Conn Carroll has a great piece at the Washington Examiner this morning on the entirely different relationship that America's small businesses have with government from that of large corporations.
We all know the prominent examples of the coziness of the government - megacorporation axis: Jeffrey Immelt of GE and his role on the MEC's "jobs council." (By the way, is that body ever going to meet again? It's been over a year.) Google's long-acknowledged bias in the way it sets up its search mechanisms. The obsequiousness with which engine and vehicle makers respond to ever-more stringent environmental edicts.
By their very natures, small businesses and large corporations are going to have different organizational cultures. The sprawling leviathans see themselves as being in the business of "making this a better world." Again, I refer you to the world's premier diesel engine maker that has its headquarters in the city where I live. It has a policy of expecting employees to "give back to their communities," and even devotes a page on its website to examples of how its staffpersons in such far-flung places as Brazil and India are helping villages with clean water and schools and such. The big companies are the ones pushing "green" initiatives and "diversity." If their small suppliers seem to be getting on board, it's because such activities are now as much a requirement of doing business as having satisfactory prices, or assuring that their processes are stable within the six-sigma parameters. Left to their own devices, small businesses are much more concerned with matters such as getting the raw material in on time, and the finished parts out on time, and making sure the finished work measures out like the blueprint calls for.

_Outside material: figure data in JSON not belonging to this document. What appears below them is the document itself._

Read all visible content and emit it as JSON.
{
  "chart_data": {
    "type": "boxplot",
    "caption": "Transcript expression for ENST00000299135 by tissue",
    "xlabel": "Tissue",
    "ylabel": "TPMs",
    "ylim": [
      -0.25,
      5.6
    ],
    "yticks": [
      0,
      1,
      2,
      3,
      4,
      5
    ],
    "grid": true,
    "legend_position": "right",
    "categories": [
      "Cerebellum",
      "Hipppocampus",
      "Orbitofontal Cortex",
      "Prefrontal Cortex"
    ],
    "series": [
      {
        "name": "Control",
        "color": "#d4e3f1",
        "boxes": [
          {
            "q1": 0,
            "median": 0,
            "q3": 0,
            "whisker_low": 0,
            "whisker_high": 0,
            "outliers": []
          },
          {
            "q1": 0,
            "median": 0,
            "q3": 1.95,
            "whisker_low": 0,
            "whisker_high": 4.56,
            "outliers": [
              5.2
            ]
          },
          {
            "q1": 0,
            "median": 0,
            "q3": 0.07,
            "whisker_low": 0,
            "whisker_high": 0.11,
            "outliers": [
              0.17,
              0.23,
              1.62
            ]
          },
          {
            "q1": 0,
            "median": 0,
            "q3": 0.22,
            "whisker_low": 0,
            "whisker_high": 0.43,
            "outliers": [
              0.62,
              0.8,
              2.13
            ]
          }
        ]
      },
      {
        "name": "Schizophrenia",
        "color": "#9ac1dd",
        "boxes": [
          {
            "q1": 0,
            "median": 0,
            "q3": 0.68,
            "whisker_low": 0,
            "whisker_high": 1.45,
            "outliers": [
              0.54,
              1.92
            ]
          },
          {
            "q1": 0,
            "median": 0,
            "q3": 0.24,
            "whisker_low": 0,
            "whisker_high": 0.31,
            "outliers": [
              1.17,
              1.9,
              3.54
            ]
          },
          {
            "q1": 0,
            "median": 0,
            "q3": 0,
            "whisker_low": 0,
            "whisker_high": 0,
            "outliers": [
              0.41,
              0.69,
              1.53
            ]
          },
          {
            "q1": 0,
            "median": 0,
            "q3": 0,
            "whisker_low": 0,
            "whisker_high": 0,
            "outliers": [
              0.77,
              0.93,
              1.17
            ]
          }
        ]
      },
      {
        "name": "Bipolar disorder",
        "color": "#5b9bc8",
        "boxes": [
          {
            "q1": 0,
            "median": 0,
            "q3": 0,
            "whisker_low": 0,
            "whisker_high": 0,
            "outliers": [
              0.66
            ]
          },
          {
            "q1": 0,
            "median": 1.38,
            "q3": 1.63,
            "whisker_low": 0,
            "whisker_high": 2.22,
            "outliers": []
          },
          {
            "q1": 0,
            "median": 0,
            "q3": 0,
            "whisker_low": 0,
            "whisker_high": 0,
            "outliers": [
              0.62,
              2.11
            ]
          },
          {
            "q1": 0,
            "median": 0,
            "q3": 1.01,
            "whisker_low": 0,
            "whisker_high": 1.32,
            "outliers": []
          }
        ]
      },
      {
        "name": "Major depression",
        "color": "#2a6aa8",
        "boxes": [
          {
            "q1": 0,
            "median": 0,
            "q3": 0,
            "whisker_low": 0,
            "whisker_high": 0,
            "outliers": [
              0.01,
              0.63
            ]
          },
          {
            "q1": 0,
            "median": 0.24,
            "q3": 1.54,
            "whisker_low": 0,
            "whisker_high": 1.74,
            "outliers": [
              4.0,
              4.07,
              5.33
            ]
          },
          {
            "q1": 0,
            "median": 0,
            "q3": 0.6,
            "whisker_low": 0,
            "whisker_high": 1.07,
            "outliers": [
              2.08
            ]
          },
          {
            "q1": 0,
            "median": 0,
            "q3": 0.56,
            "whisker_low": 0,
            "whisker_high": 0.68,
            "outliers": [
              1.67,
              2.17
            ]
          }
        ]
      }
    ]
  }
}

Another interesting factor in all of this is the role of trade associations. Small businesses band together in order to ry to counteract the regulatory onslaught from Washington and state capitals. Such associations for the large corporations are more inclined to see things in terms of "partnership," to the point of taking a cue from the Beltway as to what's of societal high priority and where it ought to next direct its marketing energies.
At some point - and we're now there - the goose-and-golden-egg phenomenon becomes a factor. Small businesses, where everybody shows up at a certain hour, and job titles are not much of a big deal, given that everybody pitches in where needed, where birthday celebrations have the personal touch because people actually know each other, do most of the hiring in this country. Or did.